Le pressioni di realizzazione sociale (es. "devi prendere bei voti", "devi trovarti un lavoro fisso", "devi trovarti un/a ragazzo/a", "devi essere simpatica/o, sportiva/o e attraente") sono ovviamente più forti nell’adolescenza e nei primi anni di vita adulta, quando vi sono molte aspettative sul futuro. Ragazzi e ragazze si trovano così a dover colmare virtualmente il gap che si viene a creare tra la realtà e le aspettative di genitori, insegnanti e coetanei.

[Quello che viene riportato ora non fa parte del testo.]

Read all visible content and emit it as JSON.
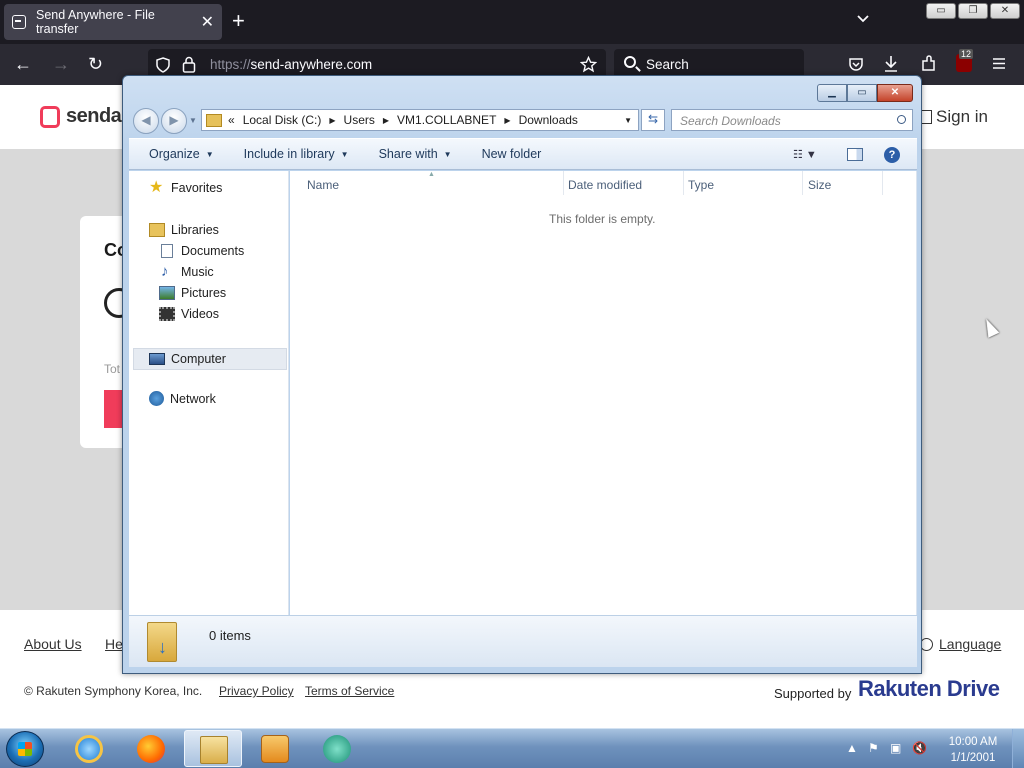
{
  "browser": {
    "tab_title": "Send Anywhere - File transfer",
    "tab_close": "✕",
    "new_tab": "+",
    "url_scheme": "https://",
    "url_host": "send-anywhere.com",
    "search_placeholder": "Search",
    "ext_badge": "12",
    "nav": {
      "back": "←",
      "forward": "→",
      "reload": "↻"
    },
    "toolbar_icons": [
      "pocket-icon",
      "download-icon",
      "extensions-icon",
      "ublock-icon",
      "menu-icon"
    ]
  },
  "webpage": {
    "logo_text": "sendan",
    "sign_in": "Sign in",
    "card_heading": "Co",
    "card_total": "Tot",
    "footer": {
      "about": "About Us",
      "help": "He",
      "language": "Language",
      "copyright": "© Rakuten Symphony Korea, Inc.",
      "privacy": "Privacy Policy",
      "terms": "Terms of Service",
      "supported_by": "Supported by",
      "brand": "Rakuten Drive"
    }
  },
  "explorer": {
    "breadcrumb": [
      "Local Disk (C:)",
      "Users",
      "VM1.COLLABNET",
      "Downloads"
    ],
    "breadcrumb_prefix": "«",
    "search_placeholder": "Search Downloads",
    "toolbar": {
      "organize": "Organize",
      "include_in_library": "Include in library",
      "share_with": "Share with",
      "new_folder": "New folder"
    },
    "nav_pane": {
      "favorites": "Favorites",
      "libraries": "Libraries",
      "documents": "Documents",
      "music": "Music",
      "pictures": "Pictures",
      "videos": "Videos",
      "computer": "Computer",
      "network": "Network"
    },
    "columns": [
      "Name",
      "Date modified",
      "Type",
      "Size"
    ],
    "empty_message": "This folder is empty.",
    "item_count": "0 items"
  },
  "taskbar": {
    "apps": [
      "internet-explorer",
      "firefox",
      "windows-explorer",
      "media-player",
      "other-app"
    ],
    "active_app": "windows-explorer",
    "time": "10:00 AM",
    "date": "1/1/2001"
  },
  "colors": {
    "brand_red": "#f03c5a",
    "rakuten_blue": "#2a3b8f",
    "firefox_dark": "#1c1b22",
    "aero_blue": "#bcd3ec"
  }
}
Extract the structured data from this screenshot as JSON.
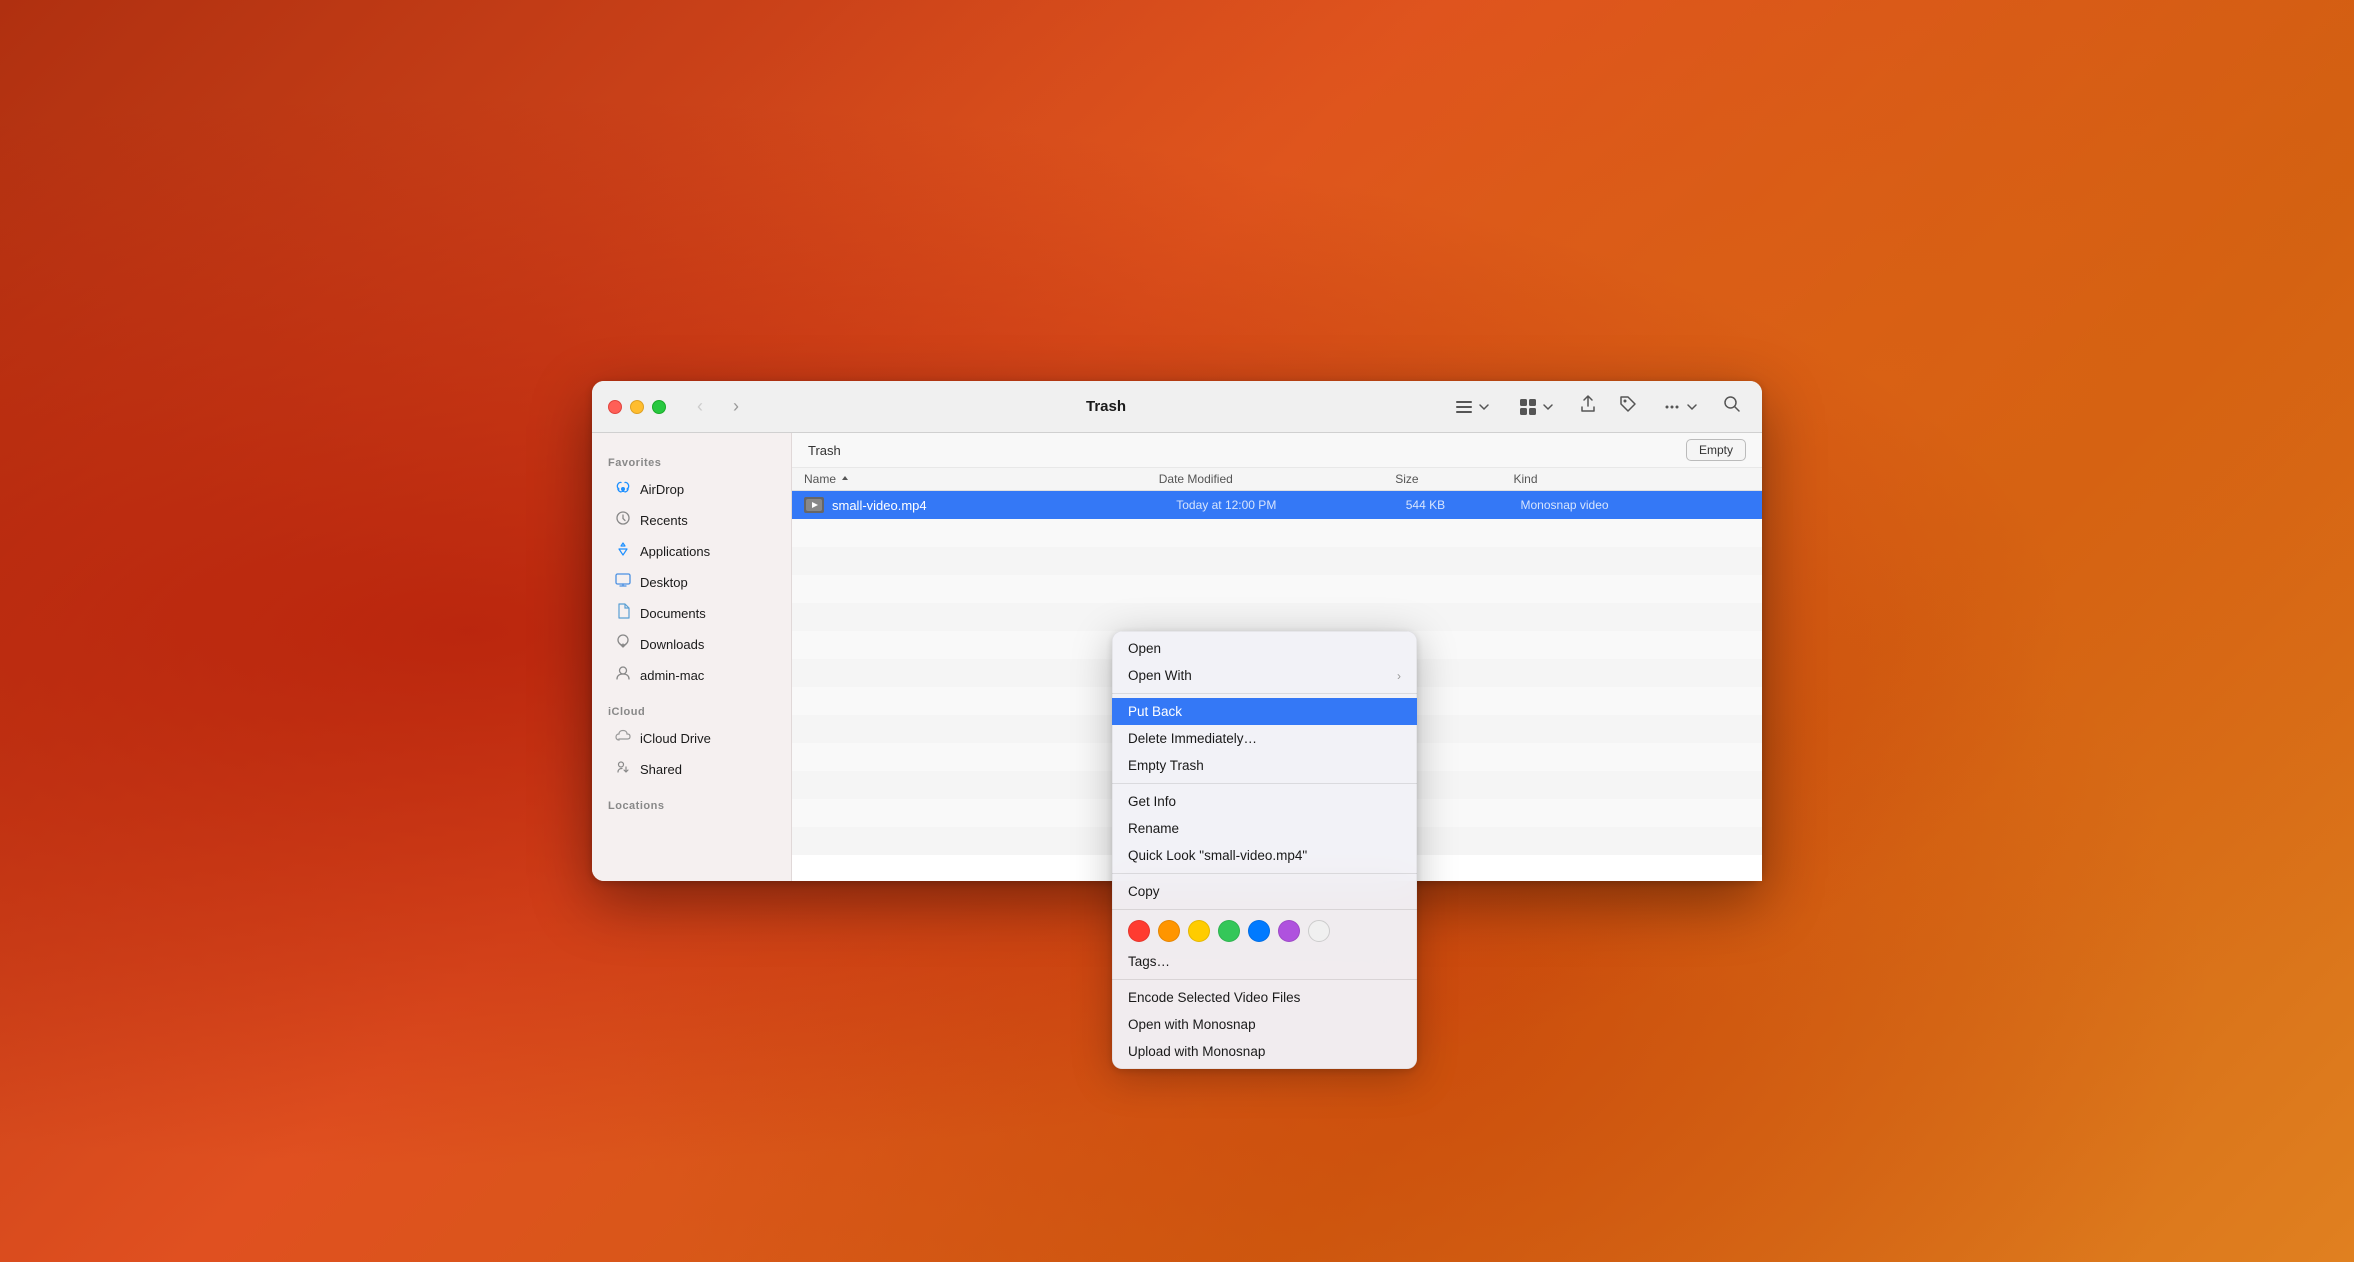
{
  "desktop": {
    "bg_description": "macOS Ventura orange wallpaper"
  },
  "window": {
    "title": "Trash",
    "breadcrumb": "Trash",
    "empty_button": "Empty",
    "nav": {
      "back": "‹",
      "forward": "›"
    },
    "toolbar": {
      "view_list": "≡",
      "view_grid": "⊞",
      "share": "↑",
      "tag": "🏷",
      "more": "···",
      "search": "⌕"
    }
  },
  "sidebar": {
    "favorites_label": "Favorites",
    "icloud_label": "iCloud",
    "locations_label": "Locations",
    "items": [
      {
        "id": "airdrop",
        "label": "AirDrop",
        "icon": "wifi"
      },
      {
        "id": "recents",
        "label": "Recents",
        "icon": "clock"
      },
      {
        "id": "applications",
        "label": "Applications",
        "icon": "grid"
      },
      {
        "id": "desktop",
        "label": "Desktop",
        "icon": "monitor"
      },
      {
        "id": "documents",
        "label": "Documents",
        "icon": "doc"
      },
      {
        "id": "downloads",
        "label": "Downloads",
        "icon": "arrow-down"
      },
      {
        "id": "admin",
        "label": "admin-mac",
        "icon": "house"
      }
    ],
    "icloud_items": [
      {
        "id": "icloud-drive",
        "label": "iCloud Drive",
        "icon": "cloud"
      },
      {
        "id": "shared",
        "label": "Shared",
        "icon": "folder-shared"
      }
    ]
  },
  "file_list": {
    "columns": {
      "name": "Name",
      "date_modified": "Date Modified",
      "size": "Size",
      "kind": "Kind"
    },
    "files": [
      {
        "name": "small-video.mp4",
        "date_modified": "Today at 12:00 PM",
        "size": "544 KB",
        "kind": "Monosnap video",
        "selected": true
      }
    ]
  },
  "context_menu": {
    "items": [
      {
        "id": "open",
        "label": "Open",
        "has_arrow": false,
        "highlighted": false,
        "separator_after": false
      },
      {
        "id": "open-with",
        "label": "Open With",
        "has_arrow": true,
        "highlighted": false,
        "separator_after": true
      },
      {
        "id": "put-back",
        "label": "Put Back",
        "has_arrow": false,
        "highlighted": true,
        "separator_after": false
      },
      {
        "id": "delete-immediately",
        "label": "Delete Immediately…",
        "has_arrow": false,
        "highlighted": false,
        "separator_after": false
      },
      {
        "id": "empty-trash",
        "label": "Empty Trash",
        "has_arrow": false,
        "highlighted": false,
        "separator_after": true
      },
      {
        "id": "get-info",
        "label": "Get Info",
        "has_arrow": false,
        "highlighted": false,
        "separator_after": false
      },
      {
        "id": "rename",
        "label": "Rename",
        "has_arrow": false,
        "highlighted": false,
        "separator_after": false
      },
      {
        "id": "quick-look",
        "label": "Quick Look \"small-video.mp4\"",
        "has_arrow": false,
        "highlighted": false,
        "separator_after": true
      },
      {
        "id": "copy",
        "label": "Copy",
        "has_arrow": false,
        "highlighted": false,
        "separator_after": true
      },
      {
        "id": "tags",
        "label": "Tags…",
        "has_arrow": false,
        "highlighted": false,
        "separator_after": true
      },
      {
        "id": "encode",
        "label": "Encode Selected Video Files",
        "has_arrow": false,
        "highlighted": false,
        "separator_after": false
      },
      {
        "id": "open-monosnap",
        "label": "Open with Monosnap",
        "has_arrow": false,
        "highlighted": false,
        "separator_after": false
      },
      {
        "id": "upload-monosnap",
        "label": "Upload with Monosnap",
        "has_arrow": false,
        "highlighted": false,
        "separator_after": false
      }
    ],
    "color_dots": [
      {
        "id": "red",
        "color": "#ff3b30"
      },
      {
        "id": "orange",
        "color": "#ff9500"
      },
      {
        "id": "yellow",
        "color": "#ffcc00"
      },
      {
        "id": "green",
        "color": "#34c759"
      },
      {
        "id": "blue",
        "color": "#007aff"
      },
      {
        "id": "purple",
        "color": "#af52de"
      },
      {
        "id": "none",
        "color": "#f0f0f0"
      }
    ]
  }
}
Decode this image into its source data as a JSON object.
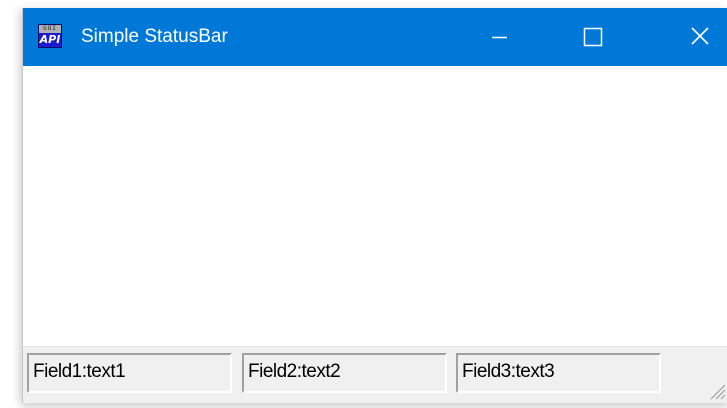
{
  "window": {
    "title": "Simple StatusBar",
    "icon": "api-app-icon",
    "icon_text_top": "GUI",
    "icon_text_bottom": "API",
    "buttons": {
      "minimize": "minimize-icon",
      "maximize": "maximize-icon",
      "close": "close-icon"
    }
  },
  "statusbar": {
    "fields": [
      {
        "text": "Field1:text1"
      },
      {
        "text": "Field2:text2"
      },
      {
        "text": "Field3:text3"
      }
    ],
    "grip": "resize-grip-icon"
  },
  "colors": {
    "titlebar": "#0078d7",
    "statusbar": "#f0f0f0",
    "client": "#ffffff"
  }
}
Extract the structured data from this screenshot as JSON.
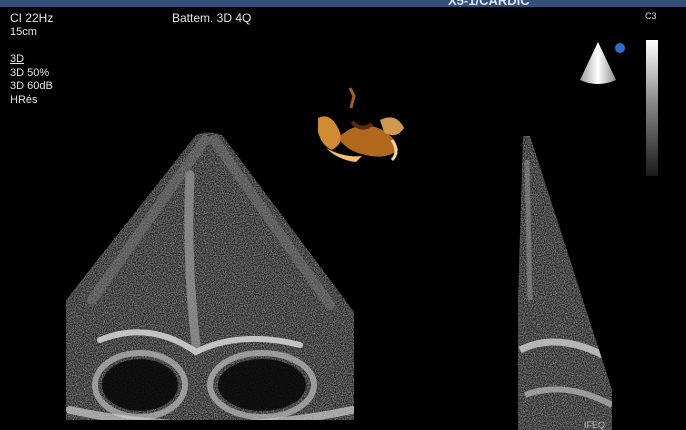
{
  "header": {
    "top_right_text": "X5-1/CARDIC"
  },
  "top_left": {
    "line1": "CI 22Hz",
    "line2": "15cm",
    "mode_title": "3D",
    "mode_line1": "3D 50%",
    "mode_line2": "3D 60dB",
    "mode_line3": "HRés"
  },
  "view_title": "Battem. 3D 4Q",
  "probe_label": "C3",
  "bottom_right_label": "IFEQ",
  "colors": {
    "header_bar": "#33507a",
    "probe_dot": "#2f6fd0",
    "render_3d": "#e89a3a"
  }
}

Quando questo gap diventa troppo grande si sperimentano sentimenti di impotenza, perdita di controllo e di fallimento. A loro volta questi sentimenti negativi possono portare ad un atteggiamento di rifiuto verso quelle che sono le fonti di tali aspettative sociali. E siccome queste fonti sono rappresentate, come detto, dai genitori, dagli insegnanti, dai coetanei e, più in generale dalla società, il ragazzo tenderà spontaneamente ad allontanarsene. Da qui il rifiuto di parlare con i parenti, di andare a scuola, di mantenere relazioni d’amicizia e di intraprendere un qualsiasi tipo di carriera sociale. Da qui i sentimenti d’odio verso le sorgenti del proprio dolore.

Da qui la scelta del ritiro, dell’isolamento.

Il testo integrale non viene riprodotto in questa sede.